1

I'm trying to parse a CSV file and getline() is reading the entire file as one line. On the assumption that getline() wasn't getting what it expected, I tried \r, \n, \n\r, \r\n, and \0 as arguments with no luck.

I took a look at the EOL characters and an seeing CR and then LF. Is getline() just ignoring this or am I missing something? Also, what's the fix here?

The goal of this function is a general purpose CSV parsing function that stores the data as a 2d vector of strings.

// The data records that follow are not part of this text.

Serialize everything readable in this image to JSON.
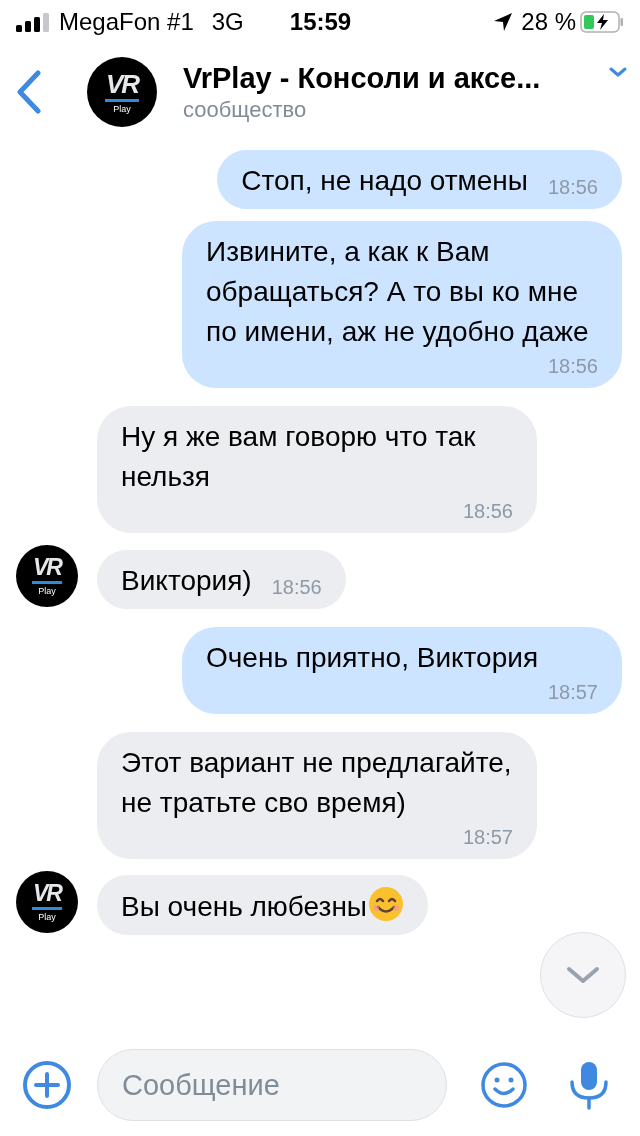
{
  "status_bar": {
    "carrier": "MegaFon #1",
    "network": "3G",
    "time": "15:59",
    "battery": "28 %"
  },
  "header": {
    "title": "VrPlay - Консоли и аксе...",
    "subtitle": "сообщество",
    "avatar": {
      "logo": "VR",
      "caption": "Play"
    }
  },
  "messages": [
    {
      "kind": "outgoing",
      "text": "Стоп, не надо отмены",
      "time": "18:56"
    },
    {
      "kind": "outgoing",
      "text": "Извините, а как к Вам обращаться? А то вы ко мне по имени, аж не удобно даже",
      "time": "18:56"
    },
    {
      "kind": "incoming",
      "text": "Ну я же вам говорю что так нельзя",
      "time": "18:56"
    },
    {
      "kind": "incoming",
      "text": "Виктория)",
      "time": "18:56",
      "avatar": {
        "logo": "VR",
        "caption": "Play"
      }
    },
    {
      "kind": "outgoing",
      "text": "Очень приятно, Виктория",
      "time": "18:57"
    },
    {
      "kind": "incoming",
      "text": "Этот вариант не предлагайте, не тратьте сво время)",
      "time": "18:57"
    },
    {
      "kind": "incoming",
      "text": "Вы очень любезны",
      "emoji": {
        "kind": "smile"
      },
      "avatar": {
        "logo": "VR",
        "caption": "Play"
      }
    }
  ],
  "composer": {
    "placeholder": "Сообщение"
  }
}
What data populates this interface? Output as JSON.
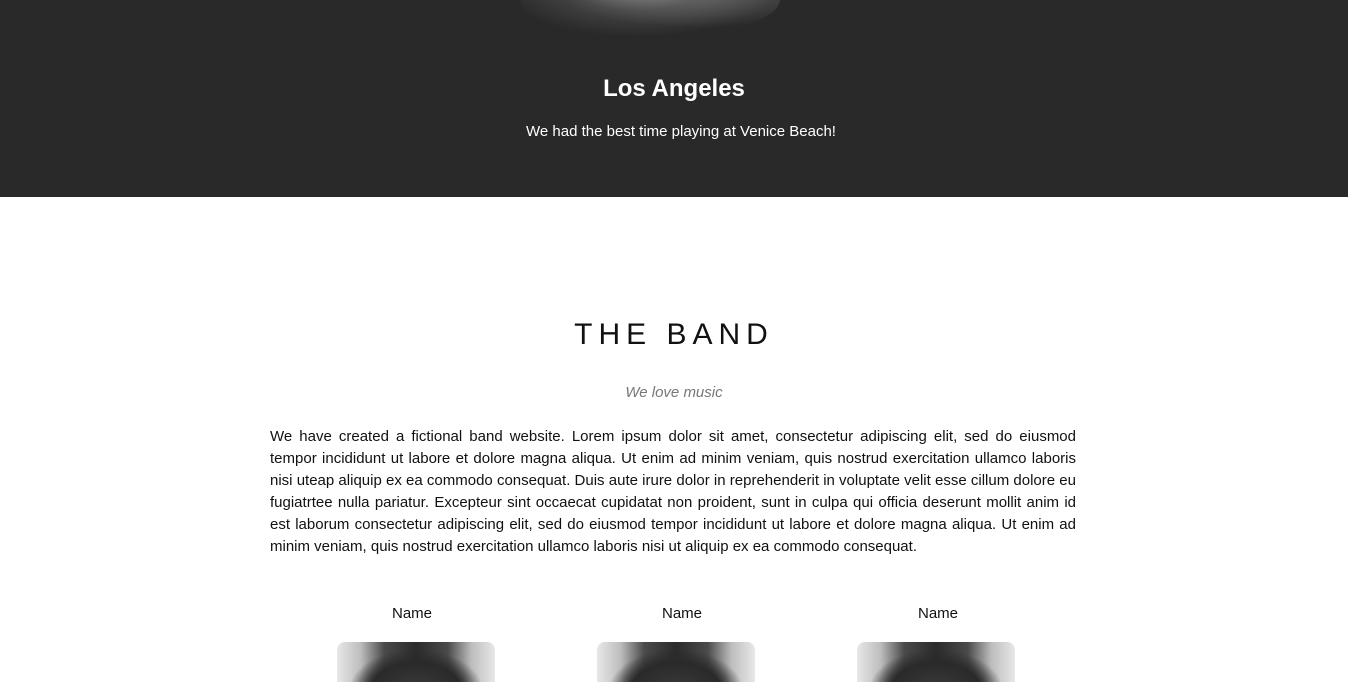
{
  "hero": {
    "title": "Los Angeles",
    "caption": "We had the best time playing at Venice Beach!"
  },
  "band": {
    "title": "THE BAND",
    "subtitle": "We love music",
    "body": "We have created a fictional band website. Lorem ipsum dolor sit amet, consectetur adipiscing elit, sed do eiusmod tempor incididunt ut labore et dolore magna aliqua. Ut enim ad minim veniam, quis nostrud exercitation ullamco laboris nisi uteap aliquip ex ea commodo consequat. Duis aute irure dolor in reprehenderit in voluptate velit esse cillum dolore eu fugiatrtee nulla pariatur. Excepteur sint occaecat cupidatat non proident, sunt in culpa qui officia deserunt mollit anim id est laborum consectetur adipiscing elit, sed do eiusmod tempor incididunt ut labore et dolore magna aliqua. Ut enim ad minim veniam, quis nostrud exercitation ullamco laboris nisi ut aliquip ex ea commodo consequat."
  },
  "members": [
    {
      "name": "Name"
    },
    {
      "name": "Name"
    },
    {
      "name": "Name"
    }
  ],
  "colors": {
    "hero_background": "#292929",
    "subtitle_text": "#777777"
  }
}
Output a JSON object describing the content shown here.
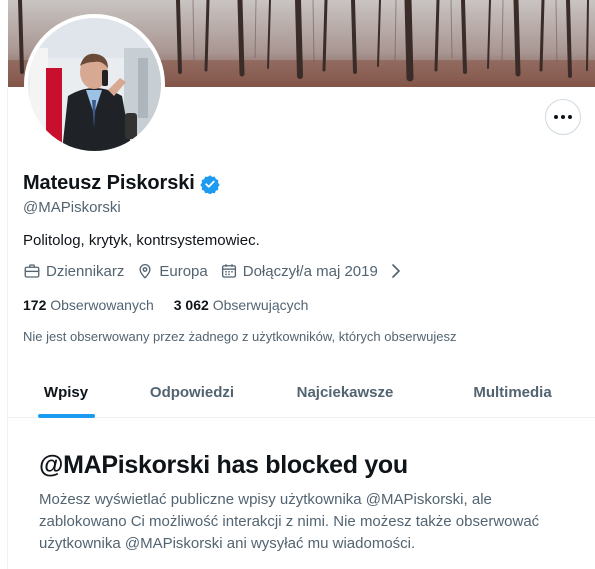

Although advice on that front is welcome, I'm only looking for a way to fix this issue.

vector<vector<string>> Parse::parseCSV(string file)
{
    // input fstream instance
    ifstream inFile;
    inFile.open(file);

    // check for error
    if (inFile.fail()) { cerr << "Cannot open file" << endl; exit(1); }

    vector<vector<string>> data;
    string line;

    while (getline(inFile, line))
    {
        stringstream inputLine(line);
        char delimeter = ',';
        string word;
        vector<string> brokenLine;
        while (getline(inputLine, word, delimeter)) {
            word.erase(remove(word.begin(), word.end(), ' '), word.end());      // remove all white spaces
            brokenLine.push_back(word);
        }
        data.push_back(brokenLine);
    }

    inFile.close();

    return data;

};

Here's the hexdump. I'm not sure what exactly this is showing.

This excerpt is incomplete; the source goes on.